- Location of Johnson, Minnesota
- Coordinates: 45°34′20″N 96°17′39″W﻿ / ﻿45.57222°N 96.29417°W
- Country: United States
- State: Minnesota
- County: Big Stone
- Incorporated: 1903

Government
- • Mayor: Donald E. Johnsrud

Area
- • Total: 0.310 sq mi (0.804 km^{2})
- • Land: 0.310 sq mi (0.804 km^{2})
- • Water: 0.000 sq mi (0.000 km^{2})
- Elevation: 1,129 ft (344 m)

Population (2020)
- • Total: 24
- • Estimate (2023): 23
- • Density: 77.42/sq mi (29.85/km^{2})
- Time zone: UTC−6 (Central (CST))
- • Summer (DST): UTC−5 (CDT)
- ZIP Code: 56236
- Area code: 320
- FIPS code: 27-32012
- GNIS feature ID: 2395472
- Sales tax: 8.125%

= Johnson, Minnesota =

City in Minnesota, United States

Johnson is a city in Big Stone County, Minnesota, United States. The population was 24 at the 2020 census.

==Geography==
According to the United States Census Bureau, the city has a total area of 0.310 sqmi, all land.
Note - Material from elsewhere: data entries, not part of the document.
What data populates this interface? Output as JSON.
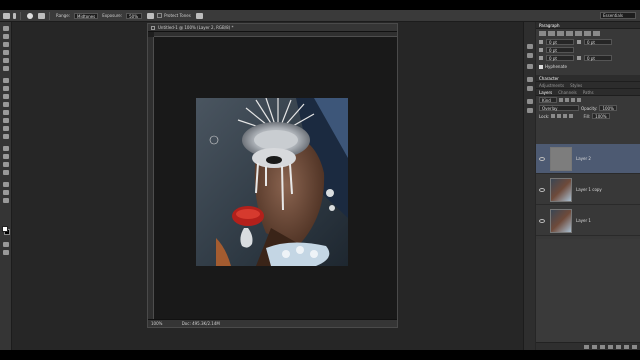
{
  "options_bar": {
    "range_label": "Range:",
    "range_value": "Midtones",
    "exposure_label": "Exposure:",
    "exposure_value": "50%",
    "protect_tones_label": "Protect Tones",
    "workspace": "Essentials"
  },
  "document": {
    "tab_title": "Untitled-1 @ 100% (Layer 2, RGB/8) *",
    "zoom": "100%",
    "doc_size": "Doc: 495.3K/2.14M"
  },
  "panels": {
    "paragraph_tab": "Paragraph",
    "para_fields": [
      "0 pt",
      "0 pt",
      "0 pt",
      "0 pt",
      "0 pt"
    ],
    "hyphenate_label": "Hyphenate",
    "character_tab": "Character",
    "adjustments_tab": "Adjustments",
    "styles_tab": "Styles",
    "layers_tab": "Layers",
    "channels_tab": "Channels",
    "paths_tab": "Paths",
    "kind_label": "Kind",
    "blend_mode": "Overlay",
    "opacity_label": "Opacity:",
    "opacity_value": "100%",
    "lock_label": "Lock:",
    "fill_label": "Fill:",
    "fill_value": "100%"
  },
  "layers": [
    {
      "name": "Layer 2",
      "selected": true
    },
    {
      "name": "Layer 1 copy",
      "selected": false
    },
    {
      "name": "Layer 1",
      "selected": false
    }
  ],
  "colors": {
    "selection": "#4d5a72",
    "panel_bg": "#383838",
    "app_bg": "#262626"
  }
}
Minnesota State Highway 28 serves as a main route in the community.

==Demographics==

Historical population
| Census | Pop. | Note | %± |
| 1910 | 192 |  | — |
| 1920 | 100 |  | −47.9% |
| 1930 | 96 |  | −4.0% |
| 1940 | 101 |  | 5.2% |
| 1950 | 54 |  | −46.5% |
| 1960 | 64 |  | 18.5% |
| 1970 | 53 |  | −17.2% |
| 1980 | 57 |  | 7.5% |
| 1990 | 46 |  | −19.3% |
| 2000 | 32 |  | −30.4% |
| 2010 | 29 |  | −9.4% |
| 2020 | 24 |  | −17.2% |
| 2023 (est.) | 23 |  | −4.2% |
U.S. Decennial Census 2020 Census

===2010 census===
As of the 2010 census, there were 29 people, 15 households, and 9 families living in the city. The population density was 96.7 PD/sqmi. There were 17 housing units at an average density of 56.7 /sqmi. The racial makeup of the city was 100.0% White. Hispanic or Latino of any race were 3.4% of the population.

There were 15 households, of which 13.3% had children under the age of 18 living with them, 60.0% were married couples living together, and 40.0% were non-families. 33.3% of all households were made up of individuals, and 13.4% had someone living alone who was 65 years of age or older. The average household size was 1.93 and the average family size was 2.44.

The median age in the city was 57.3 years. 13.8% of residents were under the age of 18; 0.0% were between the ages of 18 and 24; 13.7% were from 25 to 44; 55.1% were from 45 to 64; and 17.2% were 65 years of age or older. The gender makeup of the city was 44.8% male and 55.2% female.

===2000 census===
As of the 2000 census, there were 32 people, 16 households, and 9 families living in the city. The population density was 103.7 PD/sqmi. There were 16 housing units at an average density of 51.9 /sqmi. The racial makeup of the city was 100.00% White.

There were 16 households, out of which 18.8% had children under the age of 18 living with them, 50.0% were married couples living together, 6.3% had a female householder with no husband present, and 43.8% were non-families. 37.5% of all households were made up of individuals, and 6.3% had someone living alone who was 65 years of age or older. The average household size was 2.00 and the average family size was 2.67.

In the city, the population was spread out, with 9.4% under the age of 18, 9.4% from 18 to 24, 15.6% from 25 to 44, 53.1% from 45 to 64, and 12.5% who were 65 years of age or older. The median age was 49 years. For every 100 females, there were 146.2 males. For every 100 females age 18 and over, there were 141.7 males.

The median income for a household in the city was $38,125, and the median income for a family was $39,375. Males had a median income of $28,750 versus $9,375 for females. The per capita income for the city was $20,759. There were no families and 5.4% of the population living below the poverty line, including no under eighteens and none of those over 64.